Taiwanese netizens criticized President Ma Ying-jeou’s (馬英九) administration for what they called its “false accusation” of the Japanese government for removing the word “national” from posters that promote a National Palace Museum exhibition in Tokyo and Kyushu.
Ma undermined the mutual trust between the two countries and misplaced the blame, the netizens said.
The Ma administration has strongly protested to Tokyo over the missing word on posters printed by certain media outlets, including threatening to cancel the show scheduled to begin on Tuesday.
Netizens said that the Japanese authorities have not tried to avoid using the word “national.”
A netizen using the name “goplayer” on the Professional Technology Temple (PTT) posted an article saying that both the Tokyo National Museum and the Kyushu National Museum used the museum’s full name on their posters and official Web sites.
Representative to Japan Shen Ssu-tsun’s (沈斯淳) criticism, citing the media outlets’ posters rather than the museums’, shows that Shen had no idea what was going on, goplayer said.
The netizen said that the amendment made in 1968 to the Sino-Japanese Journalist Exchange Agreement (signed in 1964) had established three political principles: the Japanese media are not to be hostile to the Chinese government, they are to unwaveringly deny that there are two Chinas and they are not to impede the normalization of Sino-Japanese relations.

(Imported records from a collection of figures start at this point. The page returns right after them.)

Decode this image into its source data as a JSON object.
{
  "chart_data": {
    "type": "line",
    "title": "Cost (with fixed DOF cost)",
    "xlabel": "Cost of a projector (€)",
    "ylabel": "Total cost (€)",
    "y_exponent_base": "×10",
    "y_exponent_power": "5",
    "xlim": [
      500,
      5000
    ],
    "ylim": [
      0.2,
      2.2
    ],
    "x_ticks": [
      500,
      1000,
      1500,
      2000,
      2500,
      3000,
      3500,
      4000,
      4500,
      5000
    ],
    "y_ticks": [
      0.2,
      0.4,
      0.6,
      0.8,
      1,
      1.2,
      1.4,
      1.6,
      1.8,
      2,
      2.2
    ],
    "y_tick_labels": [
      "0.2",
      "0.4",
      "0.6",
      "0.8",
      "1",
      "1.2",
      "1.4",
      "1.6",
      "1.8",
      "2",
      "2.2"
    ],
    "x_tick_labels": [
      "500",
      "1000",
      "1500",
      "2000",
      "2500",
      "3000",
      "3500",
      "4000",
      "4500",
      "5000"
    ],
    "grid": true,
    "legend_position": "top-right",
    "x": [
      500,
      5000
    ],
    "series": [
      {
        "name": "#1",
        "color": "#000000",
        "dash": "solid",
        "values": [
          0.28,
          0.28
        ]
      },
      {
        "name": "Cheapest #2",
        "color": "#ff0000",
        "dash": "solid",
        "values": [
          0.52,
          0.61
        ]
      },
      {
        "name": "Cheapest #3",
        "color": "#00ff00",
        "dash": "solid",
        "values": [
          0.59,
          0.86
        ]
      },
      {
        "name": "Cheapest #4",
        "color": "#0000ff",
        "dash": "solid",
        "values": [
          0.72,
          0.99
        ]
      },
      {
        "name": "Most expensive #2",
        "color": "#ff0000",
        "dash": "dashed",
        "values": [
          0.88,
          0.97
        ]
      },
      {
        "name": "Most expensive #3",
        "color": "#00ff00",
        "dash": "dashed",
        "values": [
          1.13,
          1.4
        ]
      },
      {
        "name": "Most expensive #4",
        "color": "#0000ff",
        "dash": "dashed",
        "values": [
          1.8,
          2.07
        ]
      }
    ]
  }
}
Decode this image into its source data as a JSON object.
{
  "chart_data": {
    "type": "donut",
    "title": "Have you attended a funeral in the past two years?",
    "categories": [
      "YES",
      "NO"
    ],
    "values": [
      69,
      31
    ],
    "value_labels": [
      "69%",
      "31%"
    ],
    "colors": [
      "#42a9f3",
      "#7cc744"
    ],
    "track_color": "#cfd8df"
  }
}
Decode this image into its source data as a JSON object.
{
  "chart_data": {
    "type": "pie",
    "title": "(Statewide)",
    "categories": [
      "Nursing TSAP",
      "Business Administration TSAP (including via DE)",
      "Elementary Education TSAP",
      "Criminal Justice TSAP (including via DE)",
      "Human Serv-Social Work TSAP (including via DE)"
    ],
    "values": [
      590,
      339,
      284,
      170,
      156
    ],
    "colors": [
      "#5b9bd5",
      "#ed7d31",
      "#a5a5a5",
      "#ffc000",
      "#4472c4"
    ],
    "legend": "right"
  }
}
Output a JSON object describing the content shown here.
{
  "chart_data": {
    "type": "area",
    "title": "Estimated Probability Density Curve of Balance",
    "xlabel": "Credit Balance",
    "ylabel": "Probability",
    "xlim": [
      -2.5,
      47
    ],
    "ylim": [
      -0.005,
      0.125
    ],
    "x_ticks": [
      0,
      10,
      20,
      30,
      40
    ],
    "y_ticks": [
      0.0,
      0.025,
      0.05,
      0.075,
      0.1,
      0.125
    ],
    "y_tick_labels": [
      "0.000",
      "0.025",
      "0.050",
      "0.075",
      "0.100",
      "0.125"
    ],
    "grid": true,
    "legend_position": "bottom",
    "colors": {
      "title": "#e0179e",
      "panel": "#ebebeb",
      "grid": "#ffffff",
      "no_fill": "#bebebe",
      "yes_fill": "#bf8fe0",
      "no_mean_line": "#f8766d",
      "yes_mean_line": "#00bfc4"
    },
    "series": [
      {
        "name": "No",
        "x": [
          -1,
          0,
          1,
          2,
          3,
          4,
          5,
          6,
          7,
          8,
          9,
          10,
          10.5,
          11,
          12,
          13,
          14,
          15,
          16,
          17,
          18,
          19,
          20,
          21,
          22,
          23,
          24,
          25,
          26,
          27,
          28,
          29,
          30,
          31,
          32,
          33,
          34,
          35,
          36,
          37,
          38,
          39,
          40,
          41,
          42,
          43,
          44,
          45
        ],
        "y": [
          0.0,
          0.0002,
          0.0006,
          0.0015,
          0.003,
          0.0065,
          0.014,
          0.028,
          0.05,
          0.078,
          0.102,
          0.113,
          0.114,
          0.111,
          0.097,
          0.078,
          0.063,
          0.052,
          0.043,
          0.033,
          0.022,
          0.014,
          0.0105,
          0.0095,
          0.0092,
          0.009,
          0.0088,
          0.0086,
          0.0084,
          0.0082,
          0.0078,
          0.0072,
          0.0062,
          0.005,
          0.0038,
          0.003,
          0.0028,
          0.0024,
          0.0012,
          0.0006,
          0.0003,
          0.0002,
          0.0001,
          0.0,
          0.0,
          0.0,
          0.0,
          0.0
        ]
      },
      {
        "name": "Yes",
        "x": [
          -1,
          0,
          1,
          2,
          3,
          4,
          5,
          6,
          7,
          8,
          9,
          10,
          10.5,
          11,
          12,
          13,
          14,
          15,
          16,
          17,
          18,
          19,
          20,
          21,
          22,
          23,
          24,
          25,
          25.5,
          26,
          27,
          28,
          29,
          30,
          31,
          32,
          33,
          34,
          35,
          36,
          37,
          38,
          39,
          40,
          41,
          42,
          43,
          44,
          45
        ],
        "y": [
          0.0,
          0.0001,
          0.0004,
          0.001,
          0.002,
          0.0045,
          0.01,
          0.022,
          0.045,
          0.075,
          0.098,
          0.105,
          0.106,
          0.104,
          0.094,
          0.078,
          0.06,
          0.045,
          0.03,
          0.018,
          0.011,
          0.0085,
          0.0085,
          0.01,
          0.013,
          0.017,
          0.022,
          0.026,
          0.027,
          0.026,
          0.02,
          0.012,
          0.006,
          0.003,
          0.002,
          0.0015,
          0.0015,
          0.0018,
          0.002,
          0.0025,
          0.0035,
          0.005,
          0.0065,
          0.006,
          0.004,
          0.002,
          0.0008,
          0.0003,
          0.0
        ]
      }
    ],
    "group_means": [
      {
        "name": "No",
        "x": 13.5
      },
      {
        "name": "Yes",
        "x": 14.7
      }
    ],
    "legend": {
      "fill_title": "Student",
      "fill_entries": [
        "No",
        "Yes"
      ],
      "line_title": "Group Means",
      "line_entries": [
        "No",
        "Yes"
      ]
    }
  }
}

Although the agreement was abolished when Tokyo and Beijing established diplomatic relations in 1972, the Japanese media has kept hewing to the former principles for fear that their reporters who are stationed in China will be forced to leave the country, or of coming under pressure from the Japanese government for hurting “national interests,” the netizen added.
Taiwanese can question the Japanese media’s conservative stance, asking why they are afraid of using “national,” while the Japanese authorities have blatantly done so, goplayer said, “but the root of the problem lies with the Chinese government, which has unabashedly insisted on its ‘one China’ policy.”
He accused Ma of being spineless toward China.
“This kind of dirty political intrigue will only destroy the mutual trust between Japan and Taiwan,” the netizen added.
Another netizen “suntree” said he has seen exhibition posters at the Tokyo Station with the word “national” many times.
He also referred to the museums’ official Web sites.
Suntree called on the Ma administration to display the contract for public examination.
“Let us see whether the Japanese government is shameless, or stupid enough to have signed a contract that requires domestic media to ‘toe the authority’s line,’ a requirement that is highly unlikely in any democratic country,” suntree added.